Cities are an interesting thing: they are a confluence of man’s ideal and man’s struggles. We are designed to be cultural architects, the question is what type of city are we building.
There is an ancient story of the first city as described by Genesis 4:17-22. It shows both hubris and ingenuity: as the city is named for Cain’s son and the mentions Lamech, the first man to have two wives, but also it describes it as a place where music and tools (Arts and Industry) originate. Cities are a blending of our best and our worst. People gravitate to cities–both the powerful and the powerless.

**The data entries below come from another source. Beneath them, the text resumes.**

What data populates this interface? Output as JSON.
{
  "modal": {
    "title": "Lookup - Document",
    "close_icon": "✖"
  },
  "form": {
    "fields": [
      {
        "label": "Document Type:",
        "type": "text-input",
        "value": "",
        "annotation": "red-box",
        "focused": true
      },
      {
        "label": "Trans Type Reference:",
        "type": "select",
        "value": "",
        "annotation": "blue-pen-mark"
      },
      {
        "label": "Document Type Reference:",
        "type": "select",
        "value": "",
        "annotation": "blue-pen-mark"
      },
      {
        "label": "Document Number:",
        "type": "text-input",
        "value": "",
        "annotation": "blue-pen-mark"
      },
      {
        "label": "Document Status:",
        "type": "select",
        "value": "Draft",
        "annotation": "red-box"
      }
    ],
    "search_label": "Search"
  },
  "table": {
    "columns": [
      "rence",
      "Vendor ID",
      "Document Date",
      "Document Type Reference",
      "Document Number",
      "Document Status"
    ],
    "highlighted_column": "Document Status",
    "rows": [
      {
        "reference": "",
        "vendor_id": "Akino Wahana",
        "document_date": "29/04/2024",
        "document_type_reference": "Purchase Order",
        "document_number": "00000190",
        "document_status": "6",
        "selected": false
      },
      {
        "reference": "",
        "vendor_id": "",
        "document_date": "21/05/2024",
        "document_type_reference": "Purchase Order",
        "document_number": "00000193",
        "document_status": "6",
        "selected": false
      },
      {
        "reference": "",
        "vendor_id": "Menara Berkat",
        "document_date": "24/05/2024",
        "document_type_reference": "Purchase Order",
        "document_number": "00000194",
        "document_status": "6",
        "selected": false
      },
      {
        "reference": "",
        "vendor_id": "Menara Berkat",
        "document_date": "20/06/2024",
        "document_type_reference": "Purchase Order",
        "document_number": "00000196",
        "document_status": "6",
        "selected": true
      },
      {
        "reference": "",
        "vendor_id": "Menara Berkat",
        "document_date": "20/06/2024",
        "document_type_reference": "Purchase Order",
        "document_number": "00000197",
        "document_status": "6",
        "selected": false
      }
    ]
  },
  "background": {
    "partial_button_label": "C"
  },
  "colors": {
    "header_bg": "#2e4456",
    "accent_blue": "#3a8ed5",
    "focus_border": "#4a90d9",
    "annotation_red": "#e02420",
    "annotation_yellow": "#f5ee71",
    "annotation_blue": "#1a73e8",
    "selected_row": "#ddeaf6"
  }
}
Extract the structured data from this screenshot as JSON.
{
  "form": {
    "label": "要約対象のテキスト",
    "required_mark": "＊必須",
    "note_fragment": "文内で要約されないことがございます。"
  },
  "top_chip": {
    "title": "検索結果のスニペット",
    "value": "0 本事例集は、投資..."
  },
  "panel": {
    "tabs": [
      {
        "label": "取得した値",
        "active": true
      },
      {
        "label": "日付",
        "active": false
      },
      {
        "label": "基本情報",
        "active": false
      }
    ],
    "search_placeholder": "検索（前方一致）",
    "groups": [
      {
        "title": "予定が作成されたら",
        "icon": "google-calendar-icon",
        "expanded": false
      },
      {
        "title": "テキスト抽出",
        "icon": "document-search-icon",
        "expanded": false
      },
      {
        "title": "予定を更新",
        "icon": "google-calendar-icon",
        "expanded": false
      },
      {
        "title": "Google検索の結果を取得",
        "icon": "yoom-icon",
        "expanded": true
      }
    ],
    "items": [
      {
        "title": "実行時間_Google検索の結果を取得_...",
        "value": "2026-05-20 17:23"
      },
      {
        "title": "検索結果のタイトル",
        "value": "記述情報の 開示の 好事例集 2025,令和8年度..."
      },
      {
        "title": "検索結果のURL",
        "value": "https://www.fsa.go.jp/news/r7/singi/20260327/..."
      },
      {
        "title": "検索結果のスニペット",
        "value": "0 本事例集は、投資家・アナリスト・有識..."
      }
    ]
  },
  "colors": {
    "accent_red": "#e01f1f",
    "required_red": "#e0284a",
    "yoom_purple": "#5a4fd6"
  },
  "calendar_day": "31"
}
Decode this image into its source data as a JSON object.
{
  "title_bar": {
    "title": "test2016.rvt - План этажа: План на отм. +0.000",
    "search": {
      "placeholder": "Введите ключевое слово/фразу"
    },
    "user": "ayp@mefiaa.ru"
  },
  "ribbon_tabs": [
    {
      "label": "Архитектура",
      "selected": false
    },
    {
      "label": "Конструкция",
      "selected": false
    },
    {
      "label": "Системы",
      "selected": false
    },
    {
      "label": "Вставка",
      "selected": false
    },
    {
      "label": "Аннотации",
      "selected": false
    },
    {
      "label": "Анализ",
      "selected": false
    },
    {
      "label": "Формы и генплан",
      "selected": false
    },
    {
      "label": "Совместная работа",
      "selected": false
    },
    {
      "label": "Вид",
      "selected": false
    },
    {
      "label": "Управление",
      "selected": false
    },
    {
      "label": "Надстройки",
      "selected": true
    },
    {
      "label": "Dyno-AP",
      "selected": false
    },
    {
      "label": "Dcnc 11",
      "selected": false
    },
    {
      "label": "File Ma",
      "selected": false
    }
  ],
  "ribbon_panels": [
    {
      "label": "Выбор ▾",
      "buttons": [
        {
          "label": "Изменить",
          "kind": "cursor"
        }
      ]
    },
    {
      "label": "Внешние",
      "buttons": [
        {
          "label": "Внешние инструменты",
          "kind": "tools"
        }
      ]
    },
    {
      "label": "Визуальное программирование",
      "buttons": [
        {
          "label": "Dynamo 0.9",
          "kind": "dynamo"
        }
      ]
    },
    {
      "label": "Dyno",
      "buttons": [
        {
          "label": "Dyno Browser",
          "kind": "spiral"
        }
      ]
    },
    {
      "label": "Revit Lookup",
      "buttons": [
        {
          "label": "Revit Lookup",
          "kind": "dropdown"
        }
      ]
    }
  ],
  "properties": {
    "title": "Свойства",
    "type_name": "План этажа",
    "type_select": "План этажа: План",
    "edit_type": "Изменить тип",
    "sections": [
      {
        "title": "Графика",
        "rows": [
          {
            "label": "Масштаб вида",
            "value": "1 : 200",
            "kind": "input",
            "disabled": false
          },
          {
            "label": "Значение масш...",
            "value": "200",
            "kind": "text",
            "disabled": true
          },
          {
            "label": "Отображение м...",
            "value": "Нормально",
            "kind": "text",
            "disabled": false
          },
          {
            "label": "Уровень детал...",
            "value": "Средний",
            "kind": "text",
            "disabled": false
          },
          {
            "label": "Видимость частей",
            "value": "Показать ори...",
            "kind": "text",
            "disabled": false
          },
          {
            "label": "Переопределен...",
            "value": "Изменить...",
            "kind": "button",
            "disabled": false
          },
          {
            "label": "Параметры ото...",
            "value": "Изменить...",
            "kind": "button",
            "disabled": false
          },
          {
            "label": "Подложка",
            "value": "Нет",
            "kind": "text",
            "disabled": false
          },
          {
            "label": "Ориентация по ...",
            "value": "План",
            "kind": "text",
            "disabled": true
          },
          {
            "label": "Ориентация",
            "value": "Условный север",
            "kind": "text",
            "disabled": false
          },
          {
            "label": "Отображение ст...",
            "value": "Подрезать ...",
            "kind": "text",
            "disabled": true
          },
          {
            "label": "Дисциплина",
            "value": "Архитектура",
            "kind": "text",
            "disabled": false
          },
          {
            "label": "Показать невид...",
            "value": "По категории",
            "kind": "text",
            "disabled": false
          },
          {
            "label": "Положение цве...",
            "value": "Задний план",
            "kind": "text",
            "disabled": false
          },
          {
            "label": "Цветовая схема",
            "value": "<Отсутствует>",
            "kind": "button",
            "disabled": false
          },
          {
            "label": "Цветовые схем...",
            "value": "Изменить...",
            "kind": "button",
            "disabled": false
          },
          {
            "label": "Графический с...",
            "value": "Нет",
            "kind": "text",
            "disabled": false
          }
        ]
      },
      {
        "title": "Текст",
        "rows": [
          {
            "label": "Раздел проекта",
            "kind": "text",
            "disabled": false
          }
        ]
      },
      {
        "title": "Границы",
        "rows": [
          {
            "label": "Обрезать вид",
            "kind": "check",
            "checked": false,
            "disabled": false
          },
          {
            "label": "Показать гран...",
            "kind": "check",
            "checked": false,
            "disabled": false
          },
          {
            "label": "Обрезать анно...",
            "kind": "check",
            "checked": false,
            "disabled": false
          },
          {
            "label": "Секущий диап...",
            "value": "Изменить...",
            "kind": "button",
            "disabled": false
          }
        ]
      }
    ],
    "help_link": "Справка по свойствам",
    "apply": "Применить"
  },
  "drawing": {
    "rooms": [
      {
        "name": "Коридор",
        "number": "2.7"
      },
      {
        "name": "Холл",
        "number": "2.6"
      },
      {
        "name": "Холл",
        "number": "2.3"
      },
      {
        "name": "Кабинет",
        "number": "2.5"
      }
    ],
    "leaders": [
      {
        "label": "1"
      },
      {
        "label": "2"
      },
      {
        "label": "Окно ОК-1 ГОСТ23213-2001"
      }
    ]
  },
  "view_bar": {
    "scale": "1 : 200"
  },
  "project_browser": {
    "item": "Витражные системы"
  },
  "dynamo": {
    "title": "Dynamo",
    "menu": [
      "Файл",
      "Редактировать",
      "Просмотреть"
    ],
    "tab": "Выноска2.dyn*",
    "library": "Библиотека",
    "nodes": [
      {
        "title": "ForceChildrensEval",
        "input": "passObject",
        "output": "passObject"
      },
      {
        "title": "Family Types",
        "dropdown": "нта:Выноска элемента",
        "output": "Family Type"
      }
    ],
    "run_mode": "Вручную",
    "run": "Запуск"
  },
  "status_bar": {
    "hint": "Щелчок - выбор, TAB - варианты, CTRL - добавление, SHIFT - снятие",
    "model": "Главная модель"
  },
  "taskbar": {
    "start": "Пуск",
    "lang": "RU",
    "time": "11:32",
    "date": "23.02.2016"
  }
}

But it is into that mixture, as men we must storm. For the city influences the rest of the world. The city is the hub that creates culture. When empires wanted to take over a nation they focused on capturing the city. Cultures were never changed in country; it was when the city was transformed that a society changes. The city becomes the productive center that makes, distributes and enhances a society.
A few years back, I served the oldest church in Charlotte which stood at the corner of Church and Trade Street. It was a privilege to serve there where faith and work collide. When the DNC came to town, I was able to share this old poem:
The Reverie of a Downtown Church
“I am a downtown church. Some people rather pity me, for they think I am destined to grow weak and die. But they do not know me, or they would know better…For I am in the heart of the city, for I reach out in ever direction. My ministry touches every neighborhood and it extends to all classes…I live to serve. I exist for others. This may be the reason why I continue to keep my strength through the years…”
Are you making a difference in your city? What if we drove into downtown not just to earn our paycheck, or watch a game, or grab a bite to eat but to change a culture? What if we committed to being cultural architects for the cities we live in?